Qu’est-ce que le KLOW ajoute au mélange GLOW ?
KLOW est GLOW plus KPV, un tripeptide étudié in vitro et dans des modèles animaux pour la signalisation anti-inflammatoire. Il ne remplace ni n’augmente les trois autres composés ; il ajoute un quatrième ingrédient au même réservoir total de mg, ce qui change le calcul par unité pour chaque composé du flacon.
Comment calculer la quantité de chaque peptide dans une unité ?
Divisez le total en milligrammes de chaque composé par votre volume d’eau bactériostatique pour obtenir son mg/mL, puis multipliez par votre volume de prélèvement en mL. Sur une seringue U-100, 1 unité équivaut à 0,01 mL. Pour un flacon GLOW 70/10/10 dans 2 mL d’eau, cela donne 0,35 mg de GHK-Cu, 0,05 mg de BPC-157 et 0,05 mg de TB-500 par unité.
Le GLOW ou le KLOW ont-ils été étudiés dans un essai clinique ?
Non. Chaque citation de recherche associée à ces mélanges provient d’études sur les composés individuels seuls — GHK-Cu, BPC-157, TB-4/TB-500 et KPV ont chacun été étudiés indépendamment, surtout dans des modèles animaux ou in vitro. Aucun essai n’a évalué le mélange multi-peptidique combiné, à quelque ratio que ce soit, chez l’humain.
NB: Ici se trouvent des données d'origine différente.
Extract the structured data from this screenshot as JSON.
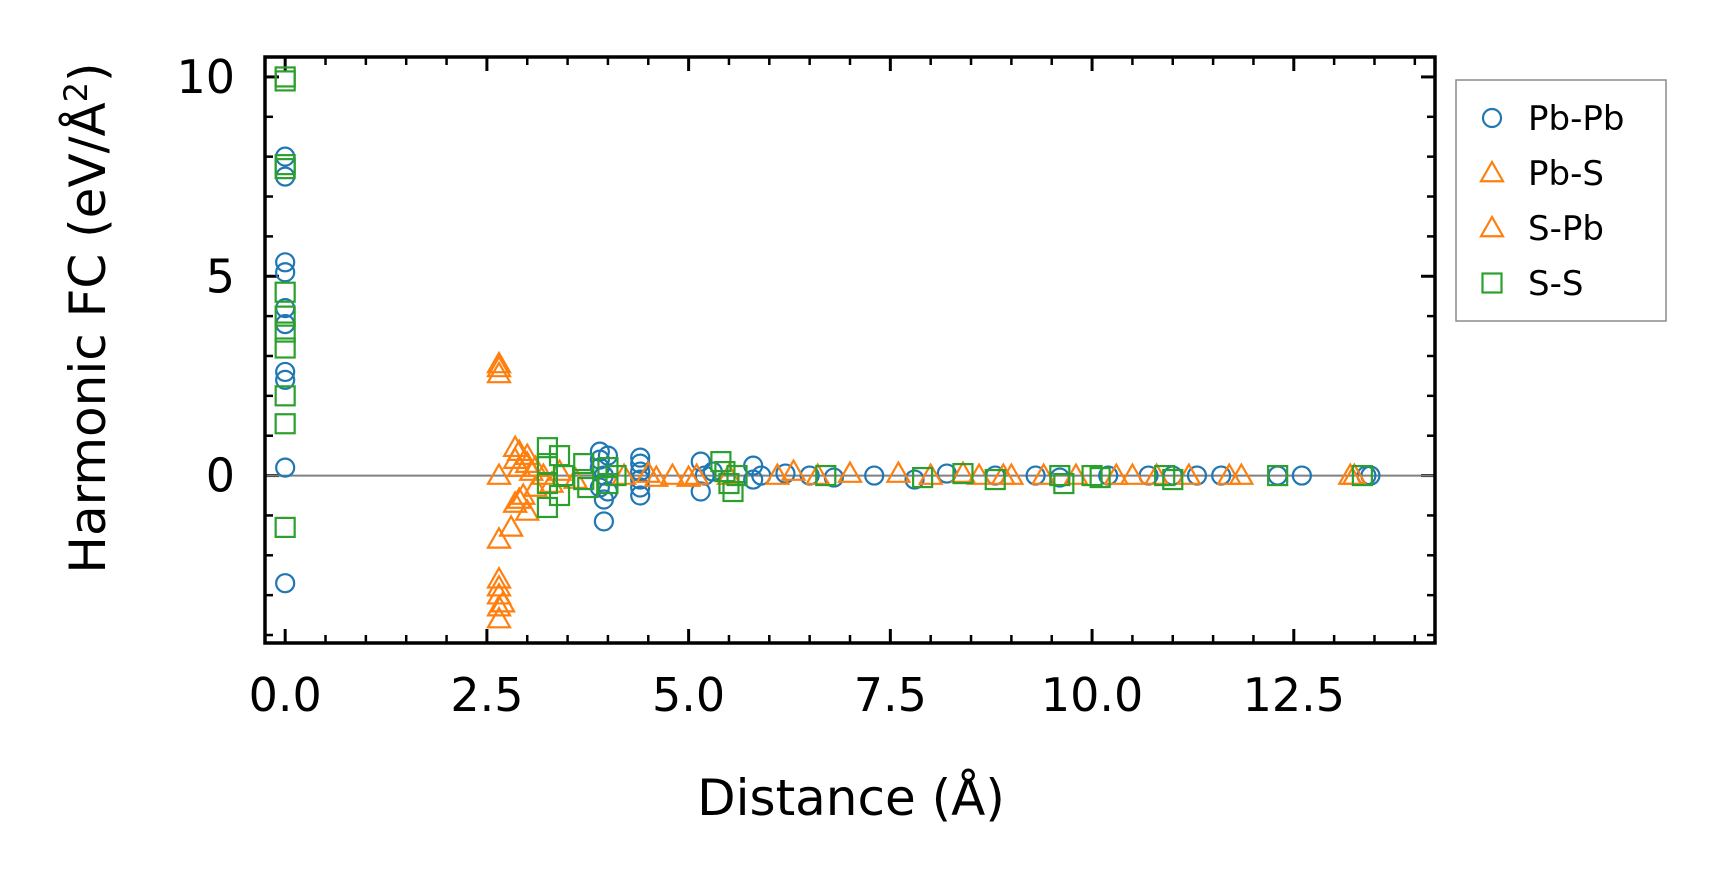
{
  "chart_data": {
    "type": "scatter",
    "title": "",
    "xlabel": "Distance (Å)",
    "ylabel_main": "Harmonic FC (eV/Å",
    "ylabel_sup": "2",
    "ylabel_close": ")",
    "xlim": [
      -0.25,
      14.25
    ],
    "ylim": [
      -4.2,
      10.5
    ],
    "xticks": [
      0.0,
      2.5,
      5.0,
      7.5,
      10.0,
      12.5
    ],
    "xtick_labels": [
      "0.0",
      "2.5",
      "5.0",
      "7.5",
      "10.0",
      "12.5"
    ],
    "yticks": [
      0,
      5,
      10
    ],
    "ytick_labels": [
      "0",
      "5",
      "10"
    ],
    "zero_line": true,
    "legend_position": "outside-right-top",
    "series": [
      {
        "name": "Pb-Pb",
        "marker": "circle",
        "color": "#1f77b4",
        "points": [
          [
            0,
            8.0
          ],
          [
            0,
            7.5
          ],
          [
            0,
            5.35
          ],
          [
            0,
            5.1
          ],
          [
            0,
            4.2
          ],
          [
            0,
            3.8
          ],
          [
            0,
            2.6
          ],
          [
            0,
            2.4
          ],
          [
            0,
            0.2
          ],
          [
            0,
            -2.7
          ],
          [
            3.9,
            0.6
          ],
          [
            3.9,
            0.4
          ],
          [
            3.9,
            0.2
          ],
          [
            3.9,
            -0.3
          ],
          [
            3.95,
            -0.6
          ],
          [
            3.95,
            -1.15
          ],
          [
            3.95,
            0.0
          ],
          [
            4.0,
            0.5
          ],
          [
            4.0,
            -0.4
          ],
          [
            4.4,
            0.45
          ],
          [
            4.4,
            0.3
          ],
          [
            4.4,
            0.1
          ],
          [
            4.4,
            -0.1
          ],
          [
            4.4,
            -0.3
          ],
          [
            4.4,
            -0.5
          ],
          [
            5.15,
            0.35
          ],
          [
            5.15,
            -0.4
          ],
          [
            5.2,
            0.0
          ],
          [
            5.3,
            0.1
          ],
          [
            5.8,
            0.25
          ],
          [
            5.8,
            -0.1
          ],
          [
            5.9,
            0.0
          ],
          [
            6.2,
            0.05
          ],
          [
            6.5,
            0.0
          ],
          [
            6.8,
            -0.05
          ],
          [
            7.3,
            0.0
          ],
          [
            7.8,
            -0.1
          ],
          [
            8.2,
            0.05
          ],
          [
            8.8,
            0.0
          ],
          [
            9.3,
            0.0
          ],
          [
            9.6,
            -0.05
          ],
          [
            10.2,
            0.0
          ],
          [
            10.7,
            0.0
          ],
          [
            11.0,
            0.0
          ],
          [
            11.3,
            0.0
          ],
          [
            11.6,
            0.0
          ],
          [
            12.3,
            0.0
          ],
          [
            12.6,
            0.0
          ],
          [
            13.4,
            0.0
          ],
          [
            13.45,
            0.0
          ]
        ]
      },
      {
        "name": "Pb-S",
        "marker": "triangle",
        "color": "#ff7f0e",
        "points": [
          [
            2.65,
            2.8
          ],
          [
            2.65,
            2.55
          ],
          [
            2.65,
            0.0
          ],
          [
            2.65,
            -1.6
          ],
          [
            2.65,
            -2.6
          ],
          [
            2.65,
            -3.0
          ],
          [
            2.65,
            -3.3
          ],
          [
            2.65,
            -3.6
          ],
          [
            2.8,
            -1.3
          ],
          [
            2.85,
            0.7
          ],
          [
            2.85,
            0.4
          ],
          [
            2.85,
            -0.7
          ],
          [
            2.9,
            0.6
          ],
          [
            2.9,
            0.2
          ],
          [
            2.95,
            -0.5
          ],
          [
            3.0,
            0.3
          ],
          [
            3.0,
            -0.9
          ],
          [
            3.05,
            0.1
          ],
          [
            3.1,
            -0.3
          ],
          [
            3.2,
            0.0
          ],
          [
            3.4,
            0.1
          ],
          [
            3.6,
            -0.1
          ],
          [
            4.2,
            0.0
          ],
          [
            4.5,
            0.05
          ],
          [
            4.8,
            0.0
          ],
          [
            5.0,
            -0.05
          ],
          [
            5.5,
            0.0
          ],
          [
            6.3,
            0.1
          ],
          [
            6.6,
            0.0
          ],
          [
            7.6,
            0.05
          ],
          [
            8.0,
            0.0
          ],
          [
            8.4,
            0.05
          ],
          [
            8.9,
            0.0
          ],
          [
            9.4,
            0.0
          ],
          [
            9.8,
            0.0
          ],
          [
            10.3,
            0.0
          ],
          [
            10.8,
            0.0
          ],
          [
            11.2,
            0.0
          ],
          [
            11.85,
            0.0
          ],
          [
            13.2,
            0.0
          ]
        ]
      },
      {
        "name": "S-Pb",
        "marker": "triangle",
        "color": "#ff7f0e",
        "points": [
          [
            2.65,
            2.7
          ],
          [
            2.65,
            -2.8
          ],
          [
            2.7,
            -3.2
          ],
          [
            2.9,
            -0.6
          ],
          [
            3.0,
            0.5
          ],
          [
            3.1,
            0.2
          ],
          [
            3.3,
            -0.2
          ],
          [
            4.6,
            -0.05
          ],
          [
            5.1,
            0.0
          ],
          [
            6.1,
            0.0
          ],
          [
            7.0,
            0.05
          ],
          [
            8.6,
            0.0
          ],
          [
            9.0,
            0.0
          ],
          [
            10.5,
            0.0
          ],
          [
            11.7,
            0.0
          ],
          [
            13.25,
            0.0
          ]
        ]
      },
      {
        "name": "S-S",
        "marker": "square",
        "color": "#2ca02c",
        "points": [
          [
            0,
            10.0
          ],
          [
            0,
            9.9
          ],
          [
            0,
            7.8
          ],
          [
            0,
            7.7
          ],
          [
            0,
            4.6
          ],
          [
            0,
            4.0
          ],
          [
            0,
            3.6
          ],
          [
            0,
            3.2
          ],
          [
            0,
            2.0
          ],
          [
            0,
            1.3
          ],
          [
            0,
            -1.3
          ],
          [
            3.25,
            0.7
          ],
          [
            3.25,
            0.3
          ],
          [
            3.25,
            -0.2
          ],
          [
            3.25,
            -0.8
          ],
          [
            3.4,
            0.5
          ],
          [
            3.4,
            -0.5
          ],
          [
            3.45,
            0.0
          ],
          [
            3.7,
            0.3
          ],
          [
            3.7,
            -0.1
          ],
          [
            3.75,
            -0.3
          ],
          [
            4.0,
            0.2
          ],
          [
            4.0,
            -0.2
          ],
          [
            4.1,
            0.0
          ],
          [
            5.4,
            0.35
          ],
          [
            5.45,
            0.1
          ],
          [
            5.5,
            -0.2
          ],
          [
            5.55,
            -0.4
          ],
          [
            5.6,
            0.0
          ],
          [
            6.7,
            0.0
          ],
          [
            7.9,
            -0.05
          ],
          [
            8.4,
            0.05
          ],
          [
            8.8,
            -0.1
          ],
          [
            9.6,
            0.0
          ],
          [
            9.65,
            -0.2
          ],
          [
            10.0,
            0.0
          ],
          [
            10.1,
            -0.05
          ],
          [
            10.9,
            0.0
          ],
          [
            11.0,
            -0.1
          ],
          [
            12.3,
            0.0
          ],
          [
            13.35,
            0.0
          ]
        ]
      }
    ]
  }
}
Pourquoi certaines personnes rapportent-elles de la fatigue sous GLOW ?
La fatigue et la léthargie reviennent régulièrement dans les discussions communautaires sur le GLOW, certains utilisateurs pointant spécifiquement le composant TB-500 après avoir toléré le GHK-Cu et le BPC-157 individuellement. C’est un schéma auto-rapporté issu de discussions de forum, pas une découverte d’une étude contrôlée, il faut donc le traiter comme un signal anecdotique plutôt que comme un profil d’effet secondaire établi.
Le GLOW est-il censé piquer plus que d’autres peptides au site d’injection ?
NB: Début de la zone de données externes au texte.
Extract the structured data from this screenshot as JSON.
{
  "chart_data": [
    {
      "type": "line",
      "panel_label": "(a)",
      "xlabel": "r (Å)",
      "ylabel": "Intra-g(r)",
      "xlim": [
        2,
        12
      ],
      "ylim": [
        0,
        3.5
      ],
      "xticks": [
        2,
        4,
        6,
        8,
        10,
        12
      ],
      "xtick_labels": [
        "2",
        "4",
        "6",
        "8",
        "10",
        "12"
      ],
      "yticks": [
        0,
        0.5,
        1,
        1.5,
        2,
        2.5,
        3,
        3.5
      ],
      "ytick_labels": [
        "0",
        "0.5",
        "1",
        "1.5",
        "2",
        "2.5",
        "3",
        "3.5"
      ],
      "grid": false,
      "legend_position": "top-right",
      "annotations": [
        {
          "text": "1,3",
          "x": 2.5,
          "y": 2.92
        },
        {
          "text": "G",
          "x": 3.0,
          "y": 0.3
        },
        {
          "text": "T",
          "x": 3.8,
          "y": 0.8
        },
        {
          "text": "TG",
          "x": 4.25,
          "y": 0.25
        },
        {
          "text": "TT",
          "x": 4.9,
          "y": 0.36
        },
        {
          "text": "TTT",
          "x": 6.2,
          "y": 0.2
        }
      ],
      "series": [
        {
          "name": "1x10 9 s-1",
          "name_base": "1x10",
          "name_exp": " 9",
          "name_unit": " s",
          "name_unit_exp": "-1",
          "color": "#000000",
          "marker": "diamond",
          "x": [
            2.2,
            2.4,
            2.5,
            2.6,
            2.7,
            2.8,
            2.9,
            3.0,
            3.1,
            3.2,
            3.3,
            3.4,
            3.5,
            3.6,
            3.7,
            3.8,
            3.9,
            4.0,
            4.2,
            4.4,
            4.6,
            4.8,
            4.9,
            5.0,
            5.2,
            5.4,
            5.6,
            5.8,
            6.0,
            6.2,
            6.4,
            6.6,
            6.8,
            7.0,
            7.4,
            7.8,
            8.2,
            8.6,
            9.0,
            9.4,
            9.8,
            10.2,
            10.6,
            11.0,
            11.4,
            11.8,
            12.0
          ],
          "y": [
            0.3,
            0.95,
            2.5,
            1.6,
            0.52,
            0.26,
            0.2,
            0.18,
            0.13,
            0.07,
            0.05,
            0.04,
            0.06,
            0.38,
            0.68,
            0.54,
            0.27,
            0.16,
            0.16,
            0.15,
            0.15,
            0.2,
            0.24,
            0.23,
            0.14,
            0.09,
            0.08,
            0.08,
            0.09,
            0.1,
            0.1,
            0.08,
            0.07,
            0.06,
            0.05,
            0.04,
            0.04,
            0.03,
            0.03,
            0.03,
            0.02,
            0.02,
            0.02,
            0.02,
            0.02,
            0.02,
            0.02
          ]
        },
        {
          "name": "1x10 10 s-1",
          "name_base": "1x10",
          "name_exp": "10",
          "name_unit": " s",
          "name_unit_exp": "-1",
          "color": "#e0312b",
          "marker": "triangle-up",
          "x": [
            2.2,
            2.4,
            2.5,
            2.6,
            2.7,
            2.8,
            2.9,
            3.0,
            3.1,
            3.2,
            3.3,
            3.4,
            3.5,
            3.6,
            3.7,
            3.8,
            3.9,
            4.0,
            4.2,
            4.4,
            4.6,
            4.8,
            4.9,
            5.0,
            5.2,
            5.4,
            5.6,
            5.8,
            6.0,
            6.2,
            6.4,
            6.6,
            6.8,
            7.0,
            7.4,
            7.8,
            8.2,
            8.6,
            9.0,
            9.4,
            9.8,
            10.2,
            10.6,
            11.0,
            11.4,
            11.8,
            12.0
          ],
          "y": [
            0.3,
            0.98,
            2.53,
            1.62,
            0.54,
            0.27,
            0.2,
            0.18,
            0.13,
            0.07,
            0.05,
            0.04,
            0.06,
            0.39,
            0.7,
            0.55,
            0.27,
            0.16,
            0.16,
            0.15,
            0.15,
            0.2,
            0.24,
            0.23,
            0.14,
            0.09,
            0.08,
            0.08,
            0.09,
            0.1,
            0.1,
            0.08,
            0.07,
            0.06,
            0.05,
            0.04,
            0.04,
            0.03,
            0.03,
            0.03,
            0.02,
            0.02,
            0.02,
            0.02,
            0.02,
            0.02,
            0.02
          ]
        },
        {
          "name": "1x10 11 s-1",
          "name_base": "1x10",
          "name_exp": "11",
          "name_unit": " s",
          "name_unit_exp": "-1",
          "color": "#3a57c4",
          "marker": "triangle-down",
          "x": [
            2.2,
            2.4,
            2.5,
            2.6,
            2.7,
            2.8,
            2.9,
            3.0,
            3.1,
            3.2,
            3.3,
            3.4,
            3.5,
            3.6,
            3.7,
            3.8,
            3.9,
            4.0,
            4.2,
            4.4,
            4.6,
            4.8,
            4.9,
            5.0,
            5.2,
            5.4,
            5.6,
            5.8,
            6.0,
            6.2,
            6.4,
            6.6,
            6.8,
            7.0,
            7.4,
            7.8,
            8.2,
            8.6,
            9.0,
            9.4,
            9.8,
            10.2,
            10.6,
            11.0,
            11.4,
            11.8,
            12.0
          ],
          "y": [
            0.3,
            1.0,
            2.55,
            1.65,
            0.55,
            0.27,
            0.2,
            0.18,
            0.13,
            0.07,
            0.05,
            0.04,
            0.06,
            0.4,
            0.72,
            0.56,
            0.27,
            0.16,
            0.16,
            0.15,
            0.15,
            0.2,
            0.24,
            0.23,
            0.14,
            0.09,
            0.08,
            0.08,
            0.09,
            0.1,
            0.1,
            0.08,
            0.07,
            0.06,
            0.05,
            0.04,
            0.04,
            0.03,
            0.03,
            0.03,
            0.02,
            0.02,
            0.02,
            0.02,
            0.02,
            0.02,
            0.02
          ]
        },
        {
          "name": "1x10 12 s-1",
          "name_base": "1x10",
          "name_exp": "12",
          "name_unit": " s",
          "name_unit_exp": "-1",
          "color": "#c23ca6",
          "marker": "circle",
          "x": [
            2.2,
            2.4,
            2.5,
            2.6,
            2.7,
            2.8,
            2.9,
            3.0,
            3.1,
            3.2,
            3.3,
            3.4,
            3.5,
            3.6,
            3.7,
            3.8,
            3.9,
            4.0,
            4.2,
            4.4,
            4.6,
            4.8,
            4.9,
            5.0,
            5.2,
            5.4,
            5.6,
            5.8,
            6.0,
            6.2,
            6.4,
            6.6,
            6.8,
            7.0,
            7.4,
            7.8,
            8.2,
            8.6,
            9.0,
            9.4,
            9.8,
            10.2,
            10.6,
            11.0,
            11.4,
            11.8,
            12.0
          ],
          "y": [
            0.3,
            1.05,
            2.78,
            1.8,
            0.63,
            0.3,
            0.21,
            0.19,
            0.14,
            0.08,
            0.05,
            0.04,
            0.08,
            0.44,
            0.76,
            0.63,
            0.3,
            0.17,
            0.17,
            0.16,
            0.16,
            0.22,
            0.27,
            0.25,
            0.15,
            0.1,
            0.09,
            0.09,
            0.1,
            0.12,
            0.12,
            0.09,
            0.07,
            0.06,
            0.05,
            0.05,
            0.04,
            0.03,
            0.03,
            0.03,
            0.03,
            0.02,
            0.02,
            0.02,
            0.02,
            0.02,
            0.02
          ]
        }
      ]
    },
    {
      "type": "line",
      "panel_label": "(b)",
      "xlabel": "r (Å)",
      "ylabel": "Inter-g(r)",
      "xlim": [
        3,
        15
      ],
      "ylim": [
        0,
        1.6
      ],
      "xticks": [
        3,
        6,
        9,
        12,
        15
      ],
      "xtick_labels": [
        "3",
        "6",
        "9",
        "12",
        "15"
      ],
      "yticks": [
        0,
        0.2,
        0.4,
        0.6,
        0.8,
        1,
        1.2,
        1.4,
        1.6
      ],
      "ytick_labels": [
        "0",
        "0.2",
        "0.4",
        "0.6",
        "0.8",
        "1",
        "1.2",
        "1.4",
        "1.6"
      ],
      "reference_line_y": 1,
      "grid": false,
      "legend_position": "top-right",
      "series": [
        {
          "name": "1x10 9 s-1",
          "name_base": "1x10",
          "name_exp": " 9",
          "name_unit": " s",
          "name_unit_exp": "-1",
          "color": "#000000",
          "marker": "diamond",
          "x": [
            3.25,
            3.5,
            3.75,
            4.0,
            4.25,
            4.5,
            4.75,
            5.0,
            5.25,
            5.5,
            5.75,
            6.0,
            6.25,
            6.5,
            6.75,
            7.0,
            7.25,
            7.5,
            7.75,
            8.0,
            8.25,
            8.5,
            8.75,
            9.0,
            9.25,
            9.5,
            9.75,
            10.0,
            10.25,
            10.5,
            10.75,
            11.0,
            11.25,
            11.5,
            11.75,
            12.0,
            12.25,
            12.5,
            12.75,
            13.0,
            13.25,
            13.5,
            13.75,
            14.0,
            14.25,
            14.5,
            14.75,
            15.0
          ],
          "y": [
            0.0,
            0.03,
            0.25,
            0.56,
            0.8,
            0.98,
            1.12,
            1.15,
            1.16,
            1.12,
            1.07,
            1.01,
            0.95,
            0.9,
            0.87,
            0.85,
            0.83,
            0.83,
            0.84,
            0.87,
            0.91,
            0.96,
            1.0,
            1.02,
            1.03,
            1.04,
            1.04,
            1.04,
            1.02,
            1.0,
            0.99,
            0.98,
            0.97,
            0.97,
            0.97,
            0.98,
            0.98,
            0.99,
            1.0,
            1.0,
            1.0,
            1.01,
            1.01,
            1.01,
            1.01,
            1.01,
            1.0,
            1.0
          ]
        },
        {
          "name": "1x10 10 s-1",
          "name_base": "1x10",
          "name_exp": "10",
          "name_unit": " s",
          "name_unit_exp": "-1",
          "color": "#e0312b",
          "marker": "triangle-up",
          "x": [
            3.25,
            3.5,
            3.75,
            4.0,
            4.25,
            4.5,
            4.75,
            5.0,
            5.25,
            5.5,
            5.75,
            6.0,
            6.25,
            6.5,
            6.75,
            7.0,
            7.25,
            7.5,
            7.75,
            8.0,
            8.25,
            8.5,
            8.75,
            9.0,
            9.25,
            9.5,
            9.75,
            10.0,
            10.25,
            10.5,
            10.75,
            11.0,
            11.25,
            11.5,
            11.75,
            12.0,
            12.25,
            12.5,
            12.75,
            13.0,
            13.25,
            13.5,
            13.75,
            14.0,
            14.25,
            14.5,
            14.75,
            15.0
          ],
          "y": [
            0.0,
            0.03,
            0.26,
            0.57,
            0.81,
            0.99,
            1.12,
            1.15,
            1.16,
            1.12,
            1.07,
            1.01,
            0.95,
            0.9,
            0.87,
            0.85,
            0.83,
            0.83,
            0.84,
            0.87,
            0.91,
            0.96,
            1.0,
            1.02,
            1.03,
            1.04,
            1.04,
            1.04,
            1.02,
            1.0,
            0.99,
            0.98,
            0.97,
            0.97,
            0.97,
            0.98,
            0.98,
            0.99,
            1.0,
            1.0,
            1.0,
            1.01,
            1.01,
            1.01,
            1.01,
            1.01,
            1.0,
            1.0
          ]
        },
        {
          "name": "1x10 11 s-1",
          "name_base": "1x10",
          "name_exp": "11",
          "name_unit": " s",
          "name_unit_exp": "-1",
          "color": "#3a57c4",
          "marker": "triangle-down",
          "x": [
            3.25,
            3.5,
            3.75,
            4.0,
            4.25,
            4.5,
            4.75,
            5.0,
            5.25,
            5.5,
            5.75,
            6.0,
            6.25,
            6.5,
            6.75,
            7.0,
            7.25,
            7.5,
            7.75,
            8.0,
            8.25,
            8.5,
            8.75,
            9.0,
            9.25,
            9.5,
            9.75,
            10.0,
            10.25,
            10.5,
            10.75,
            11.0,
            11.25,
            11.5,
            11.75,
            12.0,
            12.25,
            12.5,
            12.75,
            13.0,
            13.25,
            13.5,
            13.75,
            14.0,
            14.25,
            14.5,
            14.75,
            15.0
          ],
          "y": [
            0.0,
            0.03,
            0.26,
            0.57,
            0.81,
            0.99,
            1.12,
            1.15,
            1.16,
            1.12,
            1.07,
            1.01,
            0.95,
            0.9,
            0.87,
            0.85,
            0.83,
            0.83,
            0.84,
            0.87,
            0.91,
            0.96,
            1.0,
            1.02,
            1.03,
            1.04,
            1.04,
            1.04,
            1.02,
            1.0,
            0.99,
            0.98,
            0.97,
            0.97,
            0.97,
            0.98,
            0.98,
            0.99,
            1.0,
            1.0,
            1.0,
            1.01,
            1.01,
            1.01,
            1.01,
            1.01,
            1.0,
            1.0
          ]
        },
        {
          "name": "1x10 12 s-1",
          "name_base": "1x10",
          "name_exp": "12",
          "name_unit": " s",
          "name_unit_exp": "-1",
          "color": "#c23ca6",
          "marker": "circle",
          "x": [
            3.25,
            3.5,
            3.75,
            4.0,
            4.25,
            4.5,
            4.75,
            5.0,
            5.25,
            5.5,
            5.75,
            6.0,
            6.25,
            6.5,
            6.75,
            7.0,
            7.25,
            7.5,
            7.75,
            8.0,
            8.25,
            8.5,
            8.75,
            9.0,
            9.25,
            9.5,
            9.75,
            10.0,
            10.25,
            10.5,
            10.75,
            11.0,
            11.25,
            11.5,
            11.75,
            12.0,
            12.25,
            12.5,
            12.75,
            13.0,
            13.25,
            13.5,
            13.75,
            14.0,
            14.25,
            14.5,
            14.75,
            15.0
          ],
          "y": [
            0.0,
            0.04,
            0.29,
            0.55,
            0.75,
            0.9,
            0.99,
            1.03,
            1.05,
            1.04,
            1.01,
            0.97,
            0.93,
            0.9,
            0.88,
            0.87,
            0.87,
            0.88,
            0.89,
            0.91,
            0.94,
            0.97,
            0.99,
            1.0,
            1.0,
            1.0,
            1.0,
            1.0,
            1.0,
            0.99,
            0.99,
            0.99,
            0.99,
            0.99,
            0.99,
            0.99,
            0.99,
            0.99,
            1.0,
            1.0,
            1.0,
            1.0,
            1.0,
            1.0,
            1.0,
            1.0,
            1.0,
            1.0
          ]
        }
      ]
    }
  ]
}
Le GHK-Cu a la réputation de piquer davantage au site d’injection que le BPC-157 ou le TB-500, et cela se retrouve dans les mélanges où le GHK-Cu est souvent l’ingrédient dominant en masse. Les utilisateurs gèrent cela couramment en reconstituant avec plus d’eau bactériostatique, ce qui abaisse la concentration par unité au prix d’un volume de prélèvement plus grand pour la même dose.
Tout le contenu est fourni à des fins de recherche et de référence éducative uniquement (research use only) ; il décrit ce que rapportent la littérature et les discussions communautaires et ne constitue pas un avis médical ni une recommandation de dosage humain.